Nobody really knows how voters think, especially during primary seasons when the policy differences are minute, but it wouldn’t be surprising if the cognitive chain went something like this:
After seeing a candidate for 100 milliseconds, voters make certain sorts of judgments based on expressiveness, facial structure, carriage and attitude. Alexander Todorov of Princeton has found that he can predict 70 percent of political races just by measuring peoples’ snap judgments of candidates’ faces.
Then, having formed an impression from these thin-slice appraisals, voters rack their memory banks. Decades ago, Kahneman and Amos Tversky argued that human judgment is less a matter of calculating probabilities and more a matter of trying to fit new things into familiar patterns. Maybe John Edwards reminds one voter of the sort of person he disliked in high school. Maybe Barack Obama evokes the elevated feeling another voter felt watching John F. Kennedy.
It is no accident that the major candidates in the Republican field are a pastor, a businessman and a war hero. These are the three most evocative Republican leadership models. Nor is it an accident that the Democratic race is a clash between a daughter of the feminist movement, a beneficiary of the civil rights movement and a self-styled proletarian. These are powerful Democratic categories.

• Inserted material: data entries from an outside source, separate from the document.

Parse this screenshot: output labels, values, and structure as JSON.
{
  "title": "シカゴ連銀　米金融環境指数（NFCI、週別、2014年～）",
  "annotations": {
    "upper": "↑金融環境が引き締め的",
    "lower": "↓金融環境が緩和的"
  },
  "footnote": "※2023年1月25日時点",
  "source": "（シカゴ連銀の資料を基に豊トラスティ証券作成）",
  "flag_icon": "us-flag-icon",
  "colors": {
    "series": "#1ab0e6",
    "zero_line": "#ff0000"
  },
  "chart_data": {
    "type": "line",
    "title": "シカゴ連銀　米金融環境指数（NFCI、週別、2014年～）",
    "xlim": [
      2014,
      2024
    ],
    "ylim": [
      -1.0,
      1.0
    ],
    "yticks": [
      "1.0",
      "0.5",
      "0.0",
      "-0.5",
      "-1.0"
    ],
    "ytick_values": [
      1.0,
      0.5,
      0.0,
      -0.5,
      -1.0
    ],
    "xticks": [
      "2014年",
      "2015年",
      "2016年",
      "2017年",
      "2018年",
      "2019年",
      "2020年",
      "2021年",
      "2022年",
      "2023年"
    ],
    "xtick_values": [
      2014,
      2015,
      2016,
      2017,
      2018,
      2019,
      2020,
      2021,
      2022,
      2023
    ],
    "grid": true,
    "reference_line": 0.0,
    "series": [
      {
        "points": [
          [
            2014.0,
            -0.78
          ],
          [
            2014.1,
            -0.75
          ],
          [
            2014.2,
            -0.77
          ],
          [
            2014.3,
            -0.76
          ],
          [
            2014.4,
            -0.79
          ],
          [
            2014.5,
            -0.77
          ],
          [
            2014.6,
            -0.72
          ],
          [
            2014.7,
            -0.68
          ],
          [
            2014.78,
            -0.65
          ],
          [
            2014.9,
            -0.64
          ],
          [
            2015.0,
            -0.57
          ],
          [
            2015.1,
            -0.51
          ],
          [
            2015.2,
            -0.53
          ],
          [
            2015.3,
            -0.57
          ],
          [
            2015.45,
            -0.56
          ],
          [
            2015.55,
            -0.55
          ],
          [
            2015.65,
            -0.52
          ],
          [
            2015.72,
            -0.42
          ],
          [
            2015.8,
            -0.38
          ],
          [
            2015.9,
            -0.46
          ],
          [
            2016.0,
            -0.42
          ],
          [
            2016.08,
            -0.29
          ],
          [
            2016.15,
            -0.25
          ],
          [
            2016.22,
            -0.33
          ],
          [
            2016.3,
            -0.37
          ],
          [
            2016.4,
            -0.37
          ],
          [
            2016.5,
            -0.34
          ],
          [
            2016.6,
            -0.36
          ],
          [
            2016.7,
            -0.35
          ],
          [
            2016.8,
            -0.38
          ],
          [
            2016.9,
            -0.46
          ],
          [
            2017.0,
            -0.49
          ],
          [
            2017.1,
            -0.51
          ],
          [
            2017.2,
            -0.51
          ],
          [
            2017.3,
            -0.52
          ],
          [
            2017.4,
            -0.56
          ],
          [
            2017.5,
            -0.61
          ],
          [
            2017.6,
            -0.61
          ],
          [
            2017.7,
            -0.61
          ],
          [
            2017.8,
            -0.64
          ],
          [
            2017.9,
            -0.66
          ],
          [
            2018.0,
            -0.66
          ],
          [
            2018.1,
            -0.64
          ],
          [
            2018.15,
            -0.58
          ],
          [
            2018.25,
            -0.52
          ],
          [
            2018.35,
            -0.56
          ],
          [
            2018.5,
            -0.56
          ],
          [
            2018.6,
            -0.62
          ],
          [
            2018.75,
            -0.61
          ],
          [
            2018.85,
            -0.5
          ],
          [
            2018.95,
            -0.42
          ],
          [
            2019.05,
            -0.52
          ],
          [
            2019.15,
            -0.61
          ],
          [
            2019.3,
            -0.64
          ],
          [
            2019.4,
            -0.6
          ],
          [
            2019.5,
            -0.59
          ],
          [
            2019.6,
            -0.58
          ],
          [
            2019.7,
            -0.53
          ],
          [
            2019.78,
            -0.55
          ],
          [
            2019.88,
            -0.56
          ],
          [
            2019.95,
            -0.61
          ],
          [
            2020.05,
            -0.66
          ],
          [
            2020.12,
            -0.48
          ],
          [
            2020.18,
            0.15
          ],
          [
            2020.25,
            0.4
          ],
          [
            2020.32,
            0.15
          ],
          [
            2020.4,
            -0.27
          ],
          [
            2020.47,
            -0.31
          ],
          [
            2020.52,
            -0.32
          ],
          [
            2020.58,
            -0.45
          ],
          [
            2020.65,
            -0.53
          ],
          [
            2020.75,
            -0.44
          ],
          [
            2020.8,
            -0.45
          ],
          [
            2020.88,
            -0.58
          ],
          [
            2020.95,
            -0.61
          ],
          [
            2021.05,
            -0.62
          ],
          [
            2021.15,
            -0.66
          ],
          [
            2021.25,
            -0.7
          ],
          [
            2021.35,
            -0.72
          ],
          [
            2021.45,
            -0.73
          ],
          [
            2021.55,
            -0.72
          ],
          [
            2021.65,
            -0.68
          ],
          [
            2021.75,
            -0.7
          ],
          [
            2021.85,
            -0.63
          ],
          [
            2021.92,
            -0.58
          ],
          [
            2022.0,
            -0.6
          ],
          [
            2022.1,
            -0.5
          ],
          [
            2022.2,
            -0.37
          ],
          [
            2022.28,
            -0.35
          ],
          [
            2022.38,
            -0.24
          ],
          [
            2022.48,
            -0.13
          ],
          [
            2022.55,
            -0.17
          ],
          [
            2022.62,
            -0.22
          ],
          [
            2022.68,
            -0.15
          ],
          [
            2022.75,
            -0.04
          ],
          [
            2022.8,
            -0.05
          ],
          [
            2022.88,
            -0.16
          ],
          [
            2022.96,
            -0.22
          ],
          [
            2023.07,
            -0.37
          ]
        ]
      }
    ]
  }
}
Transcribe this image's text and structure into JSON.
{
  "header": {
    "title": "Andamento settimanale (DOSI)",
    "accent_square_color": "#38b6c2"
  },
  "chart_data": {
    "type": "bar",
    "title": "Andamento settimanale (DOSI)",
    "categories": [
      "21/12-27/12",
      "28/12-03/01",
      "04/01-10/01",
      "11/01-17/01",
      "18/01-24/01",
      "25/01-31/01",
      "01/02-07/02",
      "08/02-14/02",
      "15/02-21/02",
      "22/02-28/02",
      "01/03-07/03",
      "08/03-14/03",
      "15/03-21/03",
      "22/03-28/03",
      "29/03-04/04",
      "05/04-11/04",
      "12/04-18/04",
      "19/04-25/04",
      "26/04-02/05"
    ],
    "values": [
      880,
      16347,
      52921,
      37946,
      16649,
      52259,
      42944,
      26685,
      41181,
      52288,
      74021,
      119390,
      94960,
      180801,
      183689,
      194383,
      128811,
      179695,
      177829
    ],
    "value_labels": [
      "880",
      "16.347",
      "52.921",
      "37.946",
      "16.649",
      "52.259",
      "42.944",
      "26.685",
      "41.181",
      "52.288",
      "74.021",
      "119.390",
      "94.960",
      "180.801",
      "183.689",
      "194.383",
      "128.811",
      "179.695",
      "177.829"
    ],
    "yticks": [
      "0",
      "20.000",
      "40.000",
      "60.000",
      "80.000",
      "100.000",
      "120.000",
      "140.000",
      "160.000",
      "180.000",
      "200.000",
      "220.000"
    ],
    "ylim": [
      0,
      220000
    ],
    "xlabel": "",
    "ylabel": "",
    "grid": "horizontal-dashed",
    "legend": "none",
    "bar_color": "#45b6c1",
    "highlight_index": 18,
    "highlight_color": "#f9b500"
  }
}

In making these associations, voters are trying to perform trait inference. They are trying to divine inner abilities from outward signs.
At the same time, voters embark on an emotional journey with candidates. Antonio Damasio and Joseph LeDoux have shown that emotion isn’t the opposite of reason. We use emotion to assign value to things, thus making decision-making possible.
As the campaign drags on, voters see candidates at different events. Maybe at one event Mitt Romney smiled without dipping the outer edge of his eyebrows. This is a cue that the smile is fake, and produces distrust. On the other hand, maybe he vowed to bring all the manufacturing jobs back to Michigan. A voter might have known this was impossible, but appreciated the concern nonetheless.
As the months go on, emotions oscillate and voter preferences do, too. Voters listen to policy proposals and infer character traits. A social contagion like Obamamania might sweep the country. A global shock might set off a wave of fear, producing a powerful intellectual cascade.
Social tribes rally for and against certain candidates. Rush Limbaugh is currently going bananas because Mike Huckabee threatens to disrupt the community of conservative dittoheads he has spent decades cohering. Work by researchers at Stanford’s Business School suggests that the voting environment itself — in say a church or a school — can influence choices.
Each of us has an unconscious but consistent way of construing the world. Some of us light up when we see a candidate being intelligent, others when we see a candidate being friendly or sentimental. This is the mode we use every day to make sense of the world.
My own intuition is that this unconscious cognition is pretty effective. People are skilled at judging character. And through reading, thinking and close observation, they can educate their unconscious to make smarter and finer distinctions.
But if there is one lesson from this wacky primary season, it is that we analysts should be careful about imposing a false order on voter decision-making. We can do our best to discern how certain politicians are making connections with certain voters, but in that process we have as much to learn from William James as from political scientists and pollsters.